The U.S., the U.K., and Israel haven’t used the OPV for decades now and, as a result, the people there lacked significant intestinal mucosal immunity to prevent transmission, leading to “silent outbreaks” of VDPV. The interruption in routine immunisation services during the COVID-19 pandemic also played a part in increasing the fraction of unvaccinated and/or under-vaccinated individuals.
Advantage OPV
For all these reasons, we should not be hasty about withdrawing the OPV and continue with only the IPV at this point in time. It would be dangerous, even unethical, to deprive a section of the population the protection against the shedding of polioviruses that only the OPV can provide, causing these people to participate in disseminating the virus. A child vaccinated with only the IPV will resist the virus’s ability to cause a paralytic disease, but will still be at risk of being infected and, thereafter, contributing to silent transmission of both vaccine-derived and wild polioviruses.

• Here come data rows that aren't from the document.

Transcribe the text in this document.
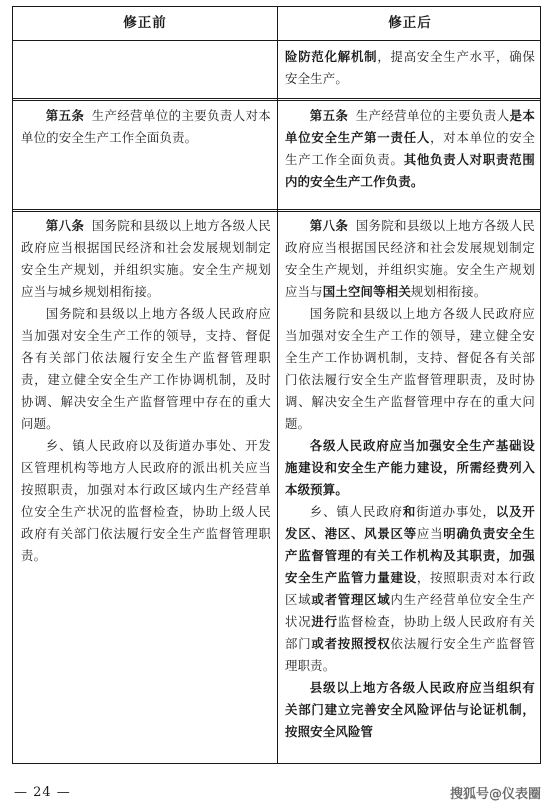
修正前	修正后

险防范化解机制，提高安全生产水平，确保安全生产。

第五条 生产经营单位的主要负责人对本单位的安全生产工作全面负责。

第五条 生产经营单位的主要负责人是本单位安全生产第一责任人，对本单位的安全生产工作全面负责。其他负责人对职责范围内的安全生产工作负责。

第八条 国务院和县级以上地方各级人民政府应当根据国民经济和社会发展规划制定安全生产规划，并组织实施。安全生产规划应当与城乡规划相衔接。

国务院和县级以上地方各级人民政府应当加强对安全生产工作的领导，支持、督促各有关部门依法履行安全生产监督管理职责，建立健全安全生产工作协调机制，及时协调、解决安全生产监督管理中存在的重大问题。

乡、镇人民政府以及街道办事处、开发区管理机构等地方人民政府的派出机关应当按照职责，加强对本行政区域内生产经营单位安全生产状况的监督检查，协助上级人民政府有关部门依法履行安全生产监督管理职责。

第八条 国务院和县级以上地方各级人民政府应当根据国民经济和社会发展规划制定安全生产规划，并组织实施。安全生产规划应当与国土空间等相关规划相衔接。

国务院和县级以上地方各级人民政府应当加强对安全生产工作的领导，建立健全安全生产工作协调机制，支持、督促各有关部门依法履行安全生产监督管理职责，及时协调、解决安全生产监督管理中存在的重大问题。

各级人民政府应当加强安全生产基础设施建设和安全生产能力建设，所需经费列入本级预算。

乡、镇人民政府和街道办事处，以及开发区、港区、风景区等应当明确负责安全生产监督管理的有关工作机构及其职责，加强安全生产监管力量建设，按照职责对本行政区域或者管理区域内生产经营单位安全生产状况进行监督检查，协助上级人民政府有关部门或者按照授权依法履行安全生产监督管理职责。

县级以上地方各级人民政府应当组织有关部门建立完善安全风险评估与论证机制，按照安全风险管

— 24 —	搜狐号@仪表圈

Since the transmission of wild poliovirus is rampant in our neighbouring countries (mainly Pakistan) and if the virus becomes ‘imported’ into India, individuals primed solely by the IPV could facilitate widespread transmission, leading potentially to paralytic disease in poorly vaccinated individuals in some corner of the country. This is the precise reason why Indian programme managers and the GPEI have persisted with pulse polio rounds in India.
New alternatives in development
This said, efforts are on to develop better polio vaccines to tackle the disadvantages of both the OPV and the IPV. For example, a novel OPV (nOPV) has recently been developed and used in African countries. It is manufactured using attenuated polioviruses in which certain mutations have been introduced using genetic engineering, making it five-times harder for the virus to regain its neurovirulence.
While it is true that a few VDPV cases have been reported even after administering the nOPV, even as the situation is under intense scrutiny by the scientific community, this novel vaccine may have prevented a greater number of VDPV cases – case that might have arisen had we persisted with the old version of the vaccine. The fact remains that the nOPV is safer than the conventional OPV.
Similarly, in order to make the IPV-manufacturing safer, researchers are trying to use attenuated viruses instead of wild viruses. The resulting IPV is called a “Sabin IPV” and is currently undergoing clinical trials in Japan and China. Experts are also testing specific adjuvants that can be added to the IPV to induce a mucosal immune response.
The OPV, along with the smallpox vaccine, is a champion that has succeeded in bringing the world to the brink of eradication of a dreaded disease. Until we find an effective solution, it would be inadvisable to skip the OPV, or we risk jeopardising global efforts at this crucial juncture.
Vipin M. Vashishtha is past convener, IAP Polio Eradication Committee. Puneet Kumar is a clinician in New Delhi.